Both competitions will endure, rolling with the punches as best they can, testament to soccer’s indefatigable determination just to keep on going. But the more complex they become, the more Byzantine and contorted the measures required to keep them on the road have to be, the more you wonder if it is worth it.

The issue of identity — and the idea of a soccer club standing for something — seems to have touched a nerve. Benjamin Livingston cited the extremely pertinent example of West Ham, a club with a proud tradition of playing in a certain way but currently enjoying its best season in years thanks, in part, to a style that deviates (a little) from that.

“It’s not that I think they’re playing bad football,” he wrote, “but it’s funny how no one seems to talk about the ‘West Ham Way’ when they’re doing well. I think most fans just want to win games.”

That is true, of course: Victory masks quite a lot of sins (not that West Ham is guilty of sinning). But not always, and not forever, as Fernando Gama neatly encapsulated. “A single loss can wreak havoc if there’s no playing style,” he wrote, citing an example that in no way exposes anyone to one of the fiercest, most deep-rooted enmities in sports.

“Boca Juniors has won the two [Argentine] national tournaments in 2020. River Plate has won none. Yet Boca has been constantly facing upheaval, divisiveness and infighting. The fans are always discontent, and the ex-players in charge of the football section of the club at war with the players. There are many reasons for that, but I believe most of it is down to the lack of a clear philosophy.”

“Not even winning championships can stabilize a club without one,” he continued. “A single game can completely destroy the club. Having an identity seems to be not only a good thing to cushion defeats, but has become also important enough to be on equal terms (at least) to winning championships.”

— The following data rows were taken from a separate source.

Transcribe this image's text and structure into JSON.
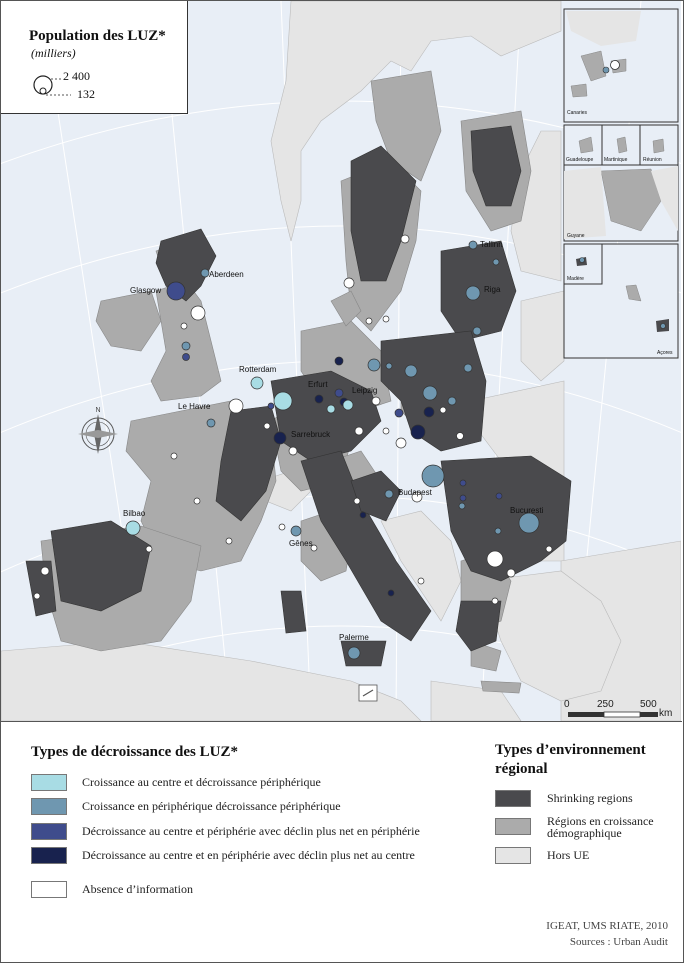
{
  "title": {
    "main": "Population des LUZ*",
    "unit": "(milliers)",
    "size_large": "2 400",
    "size_small": "132"
  },
  "cities": {
    "aberdeen": "Aberdeen",
    "glasgow": "Glasgow",
    "rotterdam": "Rotterdam",
    "lehavre": "Le Havre",
    "erfurt": "Erfurt",
    "leipzig": "Leipzig",
    "sarrebruck": "Sarrebruck",
    "tallinn": "Tallinn",
    "riga": "Riga",
    "budapest": "Budapest",
    "bucuresti": "Bucuresti",
    "bilbao": "Bilbao",
    "genes": "Gênes",
    "palerme": "Palerme"
  },
  "insets": {
    "canaries": "Canaries",
    "guadeloupe": "Guadeloupe",
    "martinique": "Martinique",
    "reunion": "Réunion",
    "guyane": "Guyane",
    "madere": "Madère",
    "acores": "Açores"
  },
  "scale": {
    "v0": "0",
    "v1": "250",
    "v2": "500",
    "unit": "km"
  },
  "legend_luz": {
    "title": "Types de décroissance des LUZ*",
    "items": [
      {
        "label": "Croissance au centre et décroissance périphérique",
        "color": "#a8dce4"
      },
      {
        "label": "Croissance en périphérique décroissance périphérique",
        "color": "#6f97b0"
      },
      {
        "label": "Décroissance au centre et périphérie avec déclin plus net en périphérie",
        "color": "#3f4c8c"
      },
      {
        "label": "Décroissance au centre et en périphérie avec déclin plus net au centre",
        "color": "#18224e"
      },
      {
        "label": "Absence d’information",
        "color": "#ffffff"
      }
    ]
  },
  "legend_env": {
    "title_line1": "Types d’environnement",
    "title_line2": "régional",
    "items": [
      {
        "label": "Shrinking regions",
        "color": "#4a4a4d"
      },
      {
        "label_line1": "Régions en croissance",
        "label_line2": "démographique",
        "color": "#ababab"
      },
      {
        "label": "Hors UE",
        "color": "#e5e5e5"
      }
    ]
  },
  "source": {
    "line1": "IGEAT, UMS RIATE, 2010",
    "line2": "Sources : Urban Audit"
  },
  "colors": {
    "sea": "#e8eef6",
    "non_eu": "#e5e5e5",
    "growth": "#ababab",
    "shrinking": "#4a4a4d"
  }
}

This is the point I wanted to make last week, but could not quite reach. As a consequence, I believe I now have to hand control of this newsletter over to Fernando. It’s been a good run.

Andrew Russell, meanwhile, raises an important question. “Even after watching the Amazon series on Leeds and Manchester City, it is not clear to me how anyone would explain the respective philosophies of Marcelo Bielsa and Pep Guardiola. How is an ordinary fan to know which philosophies are effective, or even profound, and which are hand-waving and hot air?”

It is, admittedly, hard to tell. I wonder if, to some extent, the proof of the pudding is in the eating: Does the team have an identifiable, characteristic style? But maybe, in a way, it doesn’t matter too much. The key thing with a philosophy is that the fans can believe in it, in a way that they can’t with, say, José Mourinho’s approach — he has a “distinct” philosophy, too, as Sam Clark mentioned, but one that fans do not appreciate.

That is, in part, because of its inherent caution, but also — to refer back to Fernando — because it is innately utilitarian: Mourinho’s style looks to results for validation, and therefore is exposed as soon as results turn.